Regen zerschellt während der Fahrt durch die Nacht auf der Windschutzscheibe. Officer Michael Doll ist in Gedanken versunken, während er im Seitenspiegel in die düstere Leere der befahrenen Brücke blickt. Träger um Träger huscht vorbei. Die Beleuchtung ist spärlich.

„Kann ich dir eine Frage stellen?“

„Natürlich.“

„Als letzten Monat auf mich geschossen wurde, habe ich gedacht, dass es das für mich war. Ich war mir so sicher, dass der Typ auf mich gezielt hat. Aber du hast mich mit einem Arm umgestoßen und den Typ mit meiner Waffe erschossen. Dieser Drogenirre aus Sektor 13 mit seinem Retro-Outfit.“

„Ich weiß, wen du meinst.“

„Du wusstest, dass der schießt. Ich hatte nicht aufgepasst. Habe die Hände aus den Augen verloren und beinahe ...“

„Dafür sind Partner da.“

„Ja. Und nein. Die Überstunden machen mich fertig. Es ist leichtsinnig. Ich bin unkonzentriert. Zu langsam. Und ständig diese Tabletten.“

„Wir sind da. Ich bin damit einverstanden, dass du den Kaffee bezahlst. Lass uns drinnen weiterreden.“

Der Polizeiwagen parkt prominent vor dem hell erleuchteten Diner. Die orangenen Linien, welche das dunkle Gebäude mit seiner Glasfassade umgeben, zeichnen einen starken Kontrast in die Nacht. Der Schriftzug „Marcie’s“ thront über dem doppeltürigen Eingang. ‚24/7 geöffnet.‘ steht auf einem Schild in der Tür. Der Innenbereich hat Platz für gut 30 Gäste, die auf strapaziertem, rotem Leder bequem sitzen können. Die getrennten, aber gut gepolsterten Sitzecken sind gepflegt – und fast menschenleer. Für eine kurze Pause in etwas Stille also keine schlechte Wahl. Es ist 02:46 Uhr.

„Immer dieser Regen“, flucht Michael und drückt die Tür zum Diner auf. Ein Kopf im hinteren Teil des Raumes hebt sich und schaut zur Tür. Er nickt freundlich. Gefolgt von einer weit geöffneten Hand zum freundlichen Gruß. Kräftig stampft Michael mit beiden Füßen auf der Fußmatte, um sich von der Umklammerung anderer Regentropfen zu befreien.
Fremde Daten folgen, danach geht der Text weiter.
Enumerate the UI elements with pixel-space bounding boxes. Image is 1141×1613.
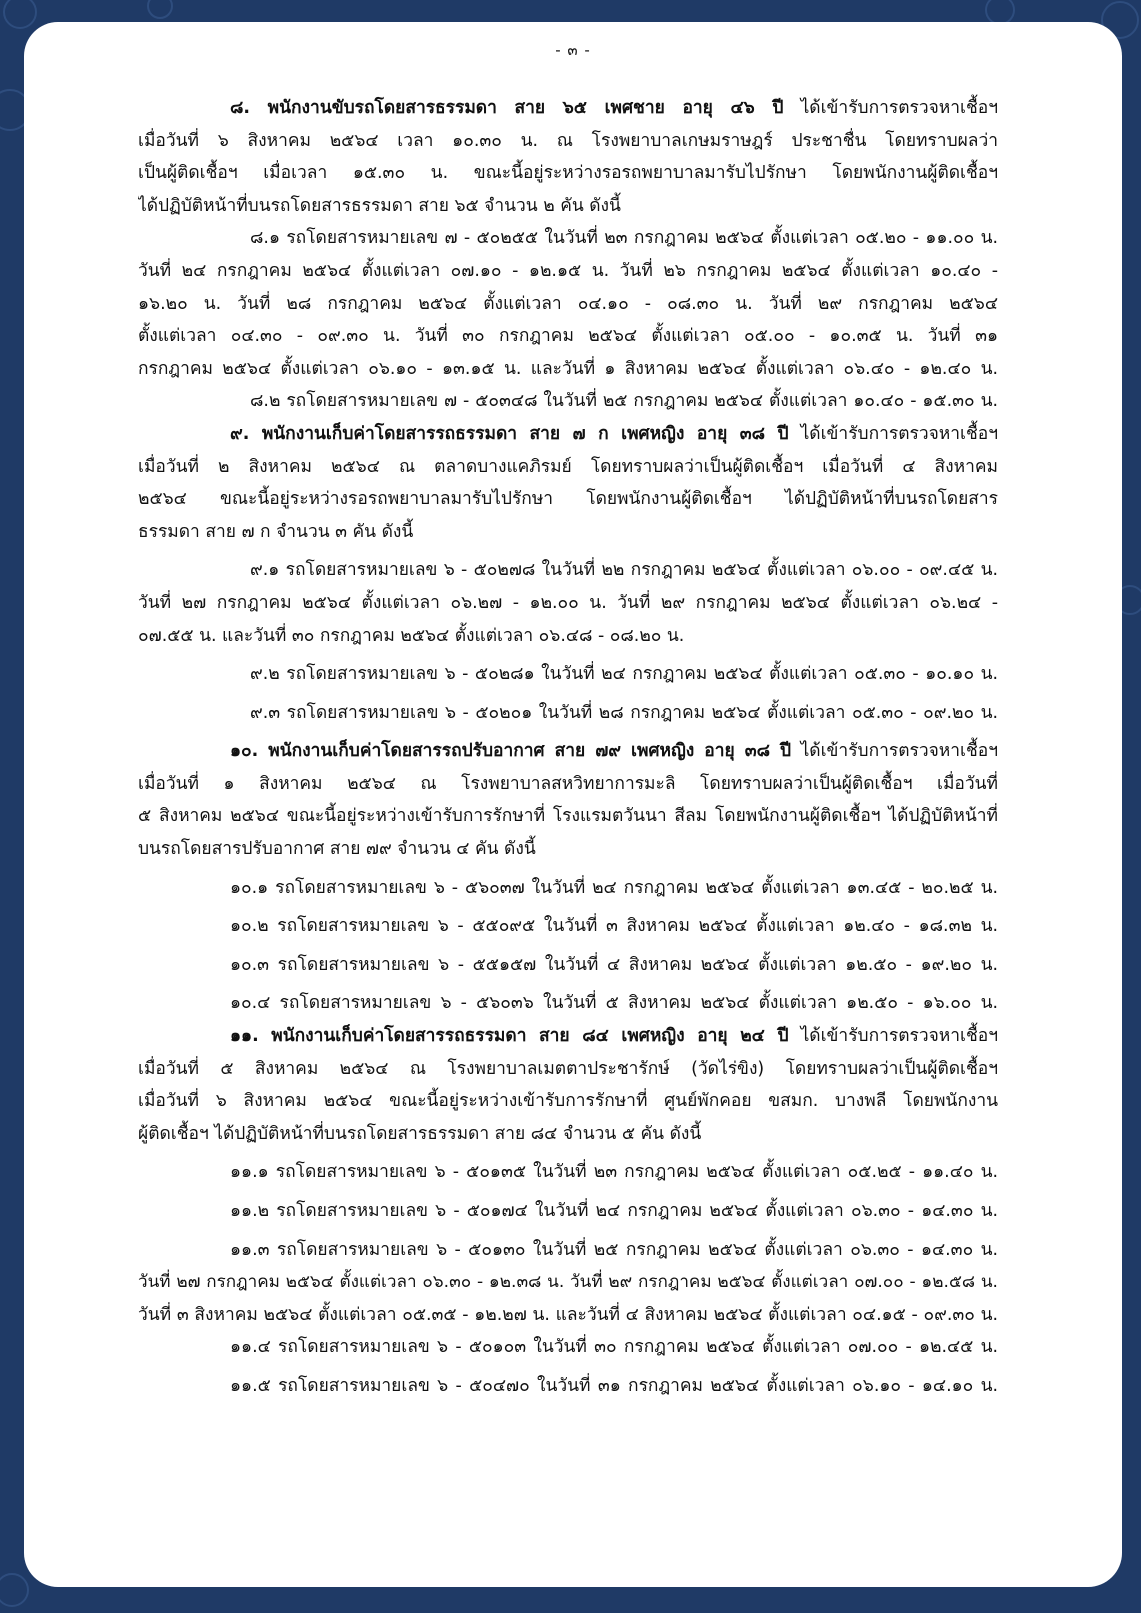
- sub-8-1-line-4: ตั้งแต่เวลา ๐๔.๓๐ - ๐๙.๓๐ น. วันที่ ๓๐ กรกฎาคม ๒๕๖๔ ตั้งแต่เวลา ๐๕.๐๐ - ๑๐.๓๕ น. วันที่ ๓๑: [138, 326, 998, 347]
- item-8-line-3: เป็นผู้ติดเชื้อฯ เมื่อเวลา ๑๕.๓๐ น. ขณะนี้อยู่ระหว่างรอรถพยาบาลมารับไปรักษา โดยพนักงานผู้ติดเชื้อฯ: [138, 163, 998, 184]
- document-body: [138, 92, 998, 1403]
- sub-8-2-line-1: ๘.๒ รถโดยสารหมายเลข ๗ - ๕๐๓๔๘ ในวันที่ ๒๕ กรกฎาคม ๒๕๖๔ ตั้งแต่เวลา ๑๐.๔๐ - ๑๕.๓๐ น.: [250, 391, 998, 412]
- sub-11-5-line-1: ๑๑.๕ รถโดยสารหมายเลข ๖ - ๕๐๔๗๐ ในวันที่ ๓๑ กรกฎาคม ๒๕๖๔ ตั้งแต่เวลา ๐๖.๑๐ - ๑๔.๑๐ น.: [230, 1375, 998, 1396]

„Hey, Marty, mal wieder Spätschicht in der Küche? Hast du Apfelkuchen zum Kaffee?“

„Hier waren gerade andere Jungs – die haben ordentlich zugeschlagen. Ist nichts mehr da.“

„War ja klar … so eine Schicht ist das.“

Es ist wieder diese Sitzecke. Mittig an der linken Wand. Alle Wege gefühlt gleich lang. Gute Übersicht. Eine Art Stammplatz hat sich hier über Jahre entwickelt. Michael fällt in die linke Seite und schnauft durch, während sein Kopf auf die auf dem Tisch liegenden Armen fällt. „Ich bin so erschöpft – unglaublich.“

„Hey, was darf’s denn sein?“, fragt die herbei geeilte Bedienung sehr freundlich. Sie pustet ihre blonde Strähne hoch, die gerade ins Gesicht fällt, und beginnt zu kichern: „Blöde Haare heute, haben ihren völlig eigenen Willen.“ Michael hebt langsam den Kopf. Die flachen Schuhe sind etwas älter. Die blaue Jeans endet kurz über den Knöcheln. Kein Gürtel. Die weiße Schürze ist schon etwas dreckig. Ein weißes Longsleeve mit Aufdruck einer Party vor zwei Jahren.